It should be said, Prom Night is very much a horror movie for the generation that don’t know that MTV used to play music, that Vinnie Jones used to play football or that Michael Barrymore used to play Strike It Lucky for half an hour in every living room in the country without the insinuation that something untoward was afoot. If you don’t ‘get’ shows like One Tree Hill and My Super Sweet 16 then you’ll probably feel as baffled by Prom Night as I did. The dialogue will seem cheesy, the characters loathsome and the story extremely predictable.
Fortunately, owing to an astonishingly high number of continuity errors, the film is a great deal of fun. It’s an interesting insight into the ADD generation. It’s also fun to see how difficult a time was had keeping the film kiddie-friendly enough to reach the appropriate age rating. In the world of Prom Night someone can be stabbed to death without shedding a single drop of blood from their invisible stab wounds.
In between the stalking and slashing we get several emotional, teen-drama speeches. They’re not easy on the ear but, again, I’m sure they go down a treat with the One Tree Hill crowd. It typifies the lack of self-awareness that is present throughout the film. In fact, when about thirty minutes in a generic teenager remarks that “this is getting silly now”, you almost want him to turn and wink at the camera. Alas, he does not.

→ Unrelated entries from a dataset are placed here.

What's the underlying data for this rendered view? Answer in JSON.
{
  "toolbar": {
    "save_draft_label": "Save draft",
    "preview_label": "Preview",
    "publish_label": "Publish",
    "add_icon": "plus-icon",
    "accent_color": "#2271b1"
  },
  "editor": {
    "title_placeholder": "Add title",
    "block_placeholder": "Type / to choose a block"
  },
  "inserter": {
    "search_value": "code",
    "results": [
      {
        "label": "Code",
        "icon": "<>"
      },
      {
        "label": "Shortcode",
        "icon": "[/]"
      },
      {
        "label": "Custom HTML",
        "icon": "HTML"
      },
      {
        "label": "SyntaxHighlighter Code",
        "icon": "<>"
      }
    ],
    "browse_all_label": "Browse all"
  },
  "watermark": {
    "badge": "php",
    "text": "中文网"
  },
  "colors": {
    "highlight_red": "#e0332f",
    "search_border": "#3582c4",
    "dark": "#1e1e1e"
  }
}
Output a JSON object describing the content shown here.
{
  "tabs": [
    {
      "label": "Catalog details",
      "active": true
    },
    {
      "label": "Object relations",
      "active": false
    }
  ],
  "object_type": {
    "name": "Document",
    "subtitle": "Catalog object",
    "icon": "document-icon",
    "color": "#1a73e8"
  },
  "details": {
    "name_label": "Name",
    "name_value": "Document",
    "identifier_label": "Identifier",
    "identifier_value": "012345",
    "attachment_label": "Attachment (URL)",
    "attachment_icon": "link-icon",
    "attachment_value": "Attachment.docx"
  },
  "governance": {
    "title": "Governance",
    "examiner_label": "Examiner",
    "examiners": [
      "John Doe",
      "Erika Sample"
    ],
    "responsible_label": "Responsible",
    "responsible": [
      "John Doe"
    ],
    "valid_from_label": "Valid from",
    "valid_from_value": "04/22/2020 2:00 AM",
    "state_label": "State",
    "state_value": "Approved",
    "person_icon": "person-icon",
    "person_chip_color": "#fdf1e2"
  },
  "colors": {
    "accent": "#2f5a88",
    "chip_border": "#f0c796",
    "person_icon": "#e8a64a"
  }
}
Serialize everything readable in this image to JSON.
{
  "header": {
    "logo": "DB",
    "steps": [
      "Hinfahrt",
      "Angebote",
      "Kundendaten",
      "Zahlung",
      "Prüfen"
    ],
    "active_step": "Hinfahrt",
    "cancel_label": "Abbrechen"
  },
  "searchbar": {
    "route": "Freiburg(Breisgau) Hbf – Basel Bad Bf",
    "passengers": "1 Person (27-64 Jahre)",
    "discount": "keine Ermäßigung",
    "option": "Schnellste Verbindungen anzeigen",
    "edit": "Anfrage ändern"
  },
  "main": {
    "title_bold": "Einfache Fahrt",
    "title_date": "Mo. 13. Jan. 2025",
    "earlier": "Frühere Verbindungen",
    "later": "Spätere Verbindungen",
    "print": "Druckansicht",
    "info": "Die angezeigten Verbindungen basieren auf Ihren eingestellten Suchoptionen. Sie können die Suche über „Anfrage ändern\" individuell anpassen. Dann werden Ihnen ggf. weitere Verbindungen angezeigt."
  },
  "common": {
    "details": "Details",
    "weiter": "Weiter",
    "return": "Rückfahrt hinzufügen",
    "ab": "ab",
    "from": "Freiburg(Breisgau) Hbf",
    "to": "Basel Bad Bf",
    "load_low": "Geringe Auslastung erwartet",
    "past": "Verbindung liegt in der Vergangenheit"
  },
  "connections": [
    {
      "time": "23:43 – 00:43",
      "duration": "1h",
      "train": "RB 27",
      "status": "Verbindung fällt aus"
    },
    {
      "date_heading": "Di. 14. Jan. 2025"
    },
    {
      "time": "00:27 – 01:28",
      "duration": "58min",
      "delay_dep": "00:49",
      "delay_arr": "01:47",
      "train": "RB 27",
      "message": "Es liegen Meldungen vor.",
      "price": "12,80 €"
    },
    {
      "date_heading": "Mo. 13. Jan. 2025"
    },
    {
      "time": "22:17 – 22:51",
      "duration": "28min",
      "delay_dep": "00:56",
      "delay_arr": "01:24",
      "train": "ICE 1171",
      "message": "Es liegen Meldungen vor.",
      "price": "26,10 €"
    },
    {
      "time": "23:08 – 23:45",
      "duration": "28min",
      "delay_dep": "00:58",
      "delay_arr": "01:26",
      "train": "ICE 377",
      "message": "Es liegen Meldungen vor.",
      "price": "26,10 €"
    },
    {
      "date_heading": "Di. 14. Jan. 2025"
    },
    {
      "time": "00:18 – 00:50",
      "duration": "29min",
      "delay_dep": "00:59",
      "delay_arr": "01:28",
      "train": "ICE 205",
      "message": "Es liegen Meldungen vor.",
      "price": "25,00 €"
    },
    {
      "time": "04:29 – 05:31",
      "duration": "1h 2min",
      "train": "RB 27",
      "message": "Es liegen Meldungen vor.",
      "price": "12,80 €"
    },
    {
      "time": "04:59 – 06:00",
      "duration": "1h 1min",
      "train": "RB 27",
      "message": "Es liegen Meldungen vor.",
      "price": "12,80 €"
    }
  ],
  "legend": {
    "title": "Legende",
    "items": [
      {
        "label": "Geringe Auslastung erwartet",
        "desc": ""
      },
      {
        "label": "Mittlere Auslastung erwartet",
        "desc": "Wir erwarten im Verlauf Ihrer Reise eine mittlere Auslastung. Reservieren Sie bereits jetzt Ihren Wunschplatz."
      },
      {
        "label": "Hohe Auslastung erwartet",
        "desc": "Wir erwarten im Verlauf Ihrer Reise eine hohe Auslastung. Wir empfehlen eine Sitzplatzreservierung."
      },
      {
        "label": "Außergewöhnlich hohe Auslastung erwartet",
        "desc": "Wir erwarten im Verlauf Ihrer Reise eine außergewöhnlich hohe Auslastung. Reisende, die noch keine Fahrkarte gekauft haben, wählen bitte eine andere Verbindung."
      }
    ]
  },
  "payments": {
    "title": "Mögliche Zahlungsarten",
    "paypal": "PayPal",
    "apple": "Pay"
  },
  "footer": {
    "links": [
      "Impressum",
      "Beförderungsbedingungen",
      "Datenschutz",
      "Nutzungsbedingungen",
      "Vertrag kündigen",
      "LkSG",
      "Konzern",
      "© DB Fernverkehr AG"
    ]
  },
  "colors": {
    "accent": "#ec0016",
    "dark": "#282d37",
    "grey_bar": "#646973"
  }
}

If you’re reading this site, you’re probably not the audience for this particular film. It’s aimed at teenagers who want a quick sugar rush and there’s nothing wrong with that. There’s a market and clearly a very profitable one. Anyone else might want to wait for the DVD. And have a magazine handy. And some friends over. And a few pizzas. And a bunch of beer. And maybe some whiskey or vodka. Bacardi, even. Something strong. But if you do, you might just have a fun night.